All pupils are focused on Dr. Matthew Deich this year as the best guy for Savannah eyes.
The board-certified ophthalmologist has been practicing at the Georgia Eye Institute at Memorial Health since 1999, specializing in cataract and other surgical diseases. Examining eyeballs from iris to retina, Dr. Deich sees patients in midtown as well as satellite offices in Statesboro, Bluffton and Richmond Hill.
The native Savannahian went north to Duke University for his undergraduate degree, returning to his home state for medical school at the Medical College of Georgia and finishing up his residency at Tulane. But he knew before he even graduated high school that he wanted to become an eye doctor, inspired by his father’s successful cataract surgery in 1980.
“He hadn’t had good vision for a while, and when I went with the family to pick him from the hospital, he was so excited because it was so great afterward,” he recalls. “He was so grateful.”
That sparked his interest in the field, and when he was assigned a project to shadow a local professional, he chose his father’s surgeon, Dr. Sandy Rosenthal.

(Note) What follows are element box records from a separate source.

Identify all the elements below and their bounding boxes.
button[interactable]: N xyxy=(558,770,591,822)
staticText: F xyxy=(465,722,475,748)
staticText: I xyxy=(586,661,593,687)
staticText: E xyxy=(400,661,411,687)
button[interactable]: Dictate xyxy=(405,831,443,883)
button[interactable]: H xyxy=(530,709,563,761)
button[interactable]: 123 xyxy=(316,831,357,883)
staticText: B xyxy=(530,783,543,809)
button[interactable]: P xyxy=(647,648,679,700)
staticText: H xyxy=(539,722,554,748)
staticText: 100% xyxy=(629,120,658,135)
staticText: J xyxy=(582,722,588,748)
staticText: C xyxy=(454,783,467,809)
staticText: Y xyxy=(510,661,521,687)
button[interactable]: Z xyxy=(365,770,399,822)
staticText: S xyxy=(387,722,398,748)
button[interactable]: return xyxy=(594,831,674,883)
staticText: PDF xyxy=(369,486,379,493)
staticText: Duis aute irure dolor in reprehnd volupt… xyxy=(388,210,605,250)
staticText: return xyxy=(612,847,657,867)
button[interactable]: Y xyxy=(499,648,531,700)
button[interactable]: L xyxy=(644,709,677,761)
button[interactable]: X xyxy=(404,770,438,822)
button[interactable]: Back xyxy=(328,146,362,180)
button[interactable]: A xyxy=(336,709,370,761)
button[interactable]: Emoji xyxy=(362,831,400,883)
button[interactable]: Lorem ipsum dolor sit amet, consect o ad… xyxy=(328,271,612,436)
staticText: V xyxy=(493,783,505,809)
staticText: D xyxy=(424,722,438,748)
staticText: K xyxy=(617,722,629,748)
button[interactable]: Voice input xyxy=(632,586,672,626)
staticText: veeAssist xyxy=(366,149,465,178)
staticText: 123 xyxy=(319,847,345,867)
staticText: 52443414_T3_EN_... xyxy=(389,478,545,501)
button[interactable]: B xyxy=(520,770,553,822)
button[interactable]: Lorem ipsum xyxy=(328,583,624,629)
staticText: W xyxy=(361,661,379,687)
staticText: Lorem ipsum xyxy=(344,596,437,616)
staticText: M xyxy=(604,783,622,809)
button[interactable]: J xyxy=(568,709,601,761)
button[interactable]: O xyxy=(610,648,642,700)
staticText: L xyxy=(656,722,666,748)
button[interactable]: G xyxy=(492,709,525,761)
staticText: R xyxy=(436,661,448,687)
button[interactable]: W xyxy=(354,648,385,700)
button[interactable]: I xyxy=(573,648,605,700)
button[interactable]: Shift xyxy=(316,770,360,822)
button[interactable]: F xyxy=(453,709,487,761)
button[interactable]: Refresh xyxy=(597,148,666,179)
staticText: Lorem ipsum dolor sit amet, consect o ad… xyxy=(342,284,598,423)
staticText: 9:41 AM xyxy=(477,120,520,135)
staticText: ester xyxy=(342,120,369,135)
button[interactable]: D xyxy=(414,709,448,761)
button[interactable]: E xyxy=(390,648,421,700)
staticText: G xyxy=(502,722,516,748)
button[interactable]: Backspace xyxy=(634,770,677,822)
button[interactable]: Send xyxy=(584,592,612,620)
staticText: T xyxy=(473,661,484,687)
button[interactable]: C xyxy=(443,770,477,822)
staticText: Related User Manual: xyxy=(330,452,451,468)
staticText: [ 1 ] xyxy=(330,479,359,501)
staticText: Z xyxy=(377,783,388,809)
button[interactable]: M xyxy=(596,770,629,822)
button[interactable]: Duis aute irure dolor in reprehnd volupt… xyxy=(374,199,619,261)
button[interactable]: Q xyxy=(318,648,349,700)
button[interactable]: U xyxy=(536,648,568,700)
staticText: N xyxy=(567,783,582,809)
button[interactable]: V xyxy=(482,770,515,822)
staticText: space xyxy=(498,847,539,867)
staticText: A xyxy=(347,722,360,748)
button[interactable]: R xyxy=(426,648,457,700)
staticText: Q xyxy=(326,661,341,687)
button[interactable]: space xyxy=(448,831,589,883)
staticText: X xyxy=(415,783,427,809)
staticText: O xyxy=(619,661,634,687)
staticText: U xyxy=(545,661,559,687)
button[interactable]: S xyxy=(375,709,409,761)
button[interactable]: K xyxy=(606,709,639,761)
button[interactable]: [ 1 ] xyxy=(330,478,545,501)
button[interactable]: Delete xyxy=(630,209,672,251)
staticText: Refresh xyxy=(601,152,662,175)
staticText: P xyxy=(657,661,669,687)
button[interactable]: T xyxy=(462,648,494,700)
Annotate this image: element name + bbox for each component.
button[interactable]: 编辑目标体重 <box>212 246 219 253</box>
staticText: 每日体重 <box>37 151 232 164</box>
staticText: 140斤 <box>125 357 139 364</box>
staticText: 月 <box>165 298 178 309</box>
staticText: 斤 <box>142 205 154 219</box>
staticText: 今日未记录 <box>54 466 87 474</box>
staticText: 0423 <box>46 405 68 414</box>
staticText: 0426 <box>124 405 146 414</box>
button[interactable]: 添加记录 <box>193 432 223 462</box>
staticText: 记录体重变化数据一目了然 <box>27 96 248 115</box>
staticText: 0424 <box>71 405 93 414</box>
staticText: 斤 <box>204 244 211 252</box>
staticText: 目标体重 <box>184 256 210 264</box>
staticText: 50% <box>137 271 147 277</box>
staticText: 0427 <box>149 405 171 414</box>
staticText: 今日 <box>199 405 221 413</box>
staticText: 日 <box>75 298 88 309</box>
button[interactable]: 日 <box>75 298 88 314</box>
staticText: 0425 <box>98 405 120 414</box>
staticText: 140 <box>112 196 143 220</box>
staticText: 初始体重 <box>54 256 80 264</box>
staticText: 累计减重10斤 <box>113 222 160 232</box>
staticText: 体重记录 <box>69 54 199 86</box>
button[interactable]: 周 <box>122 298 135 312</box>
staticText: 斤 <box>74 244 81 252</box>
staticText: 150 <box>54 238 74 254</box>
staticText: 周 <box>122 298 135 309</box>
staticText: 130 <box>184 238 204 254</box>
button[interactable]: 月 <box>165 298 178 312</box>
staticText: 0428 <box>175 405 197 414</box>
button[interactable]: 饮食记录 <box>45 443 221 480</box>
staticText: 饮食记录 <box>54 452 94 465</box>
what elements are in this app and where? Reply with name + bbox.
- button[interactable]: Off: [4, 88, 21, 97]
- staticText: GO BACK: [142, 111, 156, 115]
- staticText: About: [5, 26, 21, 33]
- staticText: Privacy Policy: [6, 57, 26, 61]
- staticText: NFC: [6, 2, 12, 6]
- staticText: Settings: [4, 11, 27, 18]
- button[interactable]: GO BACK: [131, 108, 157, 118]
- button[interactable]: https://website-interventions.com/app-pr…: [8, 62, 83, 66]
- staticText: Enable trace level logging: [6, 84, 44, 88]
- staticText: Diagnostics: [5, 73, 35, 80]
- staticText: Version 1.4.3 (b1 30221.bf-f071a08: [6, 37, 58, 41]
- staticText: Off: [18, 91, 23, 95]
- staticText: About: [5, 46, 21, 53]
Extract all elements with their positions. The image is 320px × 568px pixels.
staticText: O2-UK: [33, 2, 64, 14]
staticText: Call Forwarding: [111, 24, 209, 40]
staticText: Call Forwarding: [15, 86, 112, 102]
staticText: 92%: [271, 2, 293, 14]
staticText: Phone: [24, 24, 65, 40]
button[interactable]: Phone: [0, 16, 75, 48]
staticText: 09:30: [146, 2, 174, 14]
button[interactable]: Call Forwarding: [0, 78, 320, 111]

“He let me trail behind him for two weeks, I got to watch surgery and be at the hospital, which was such an invaluable experience.”
That early education came full circle when the young doctor joined the same office as Dr. Rosenthal, who recently retired after 40 years of practice and mentorship. His protégé has continued with the same level of dedication to his patients, restoring clarity where there had been cloudiness and replacing blurriness with sharpness.
“Older people take for granted that their vision is going to get bad as they age,” says Dr. Deich. “They don’t realize it can be fixed.”
He’s amazed at the leaps in technology developed in the course of his career that not only correct near- and far-sightedness but conditions like glaucoma and diabetic retinopathy.
“The use of lasers has improved things with gentle precision and accuracy, and the imaging we have available to see all the way to the back of the eye now is incredible,” he marvels. “We can view the retina down to the tiniest details and see things we’ve never seen before.”
Lens implants are another advance in treatment since his father’s surgery that seem like science fiction.
“Now we can take out a cloudy lens and put in an acrylic lens, or put in multifocal lenses for a lot of different functions and uses. You can have the whole front of the eye can replaced and still have vision.”
Does that mean Google glass-type internet embedded in our corneas is on the way?
“They’re already working on it,” he assures.
In the meantime, the physician encourages folks to keep their eyes healthy by eating a diet rich in anti-oxidants and donning sunnies starting at an early age to help protect from cataracts and macular degeneration. Supplements such as lutein, zinc and copper can also keep your oculars primed, and regular eye exams are essential starting in one’s 40s to catch glaucoma early.
“The eyes are definitely the window to the soul,” he confirms.
“It’s our job to keep that window clear.”
When he’s not staring into interesting irises, Dr. Deich spends time with his wife, Cheri, their three teens and the family’s trio of gargantuan Great Danes.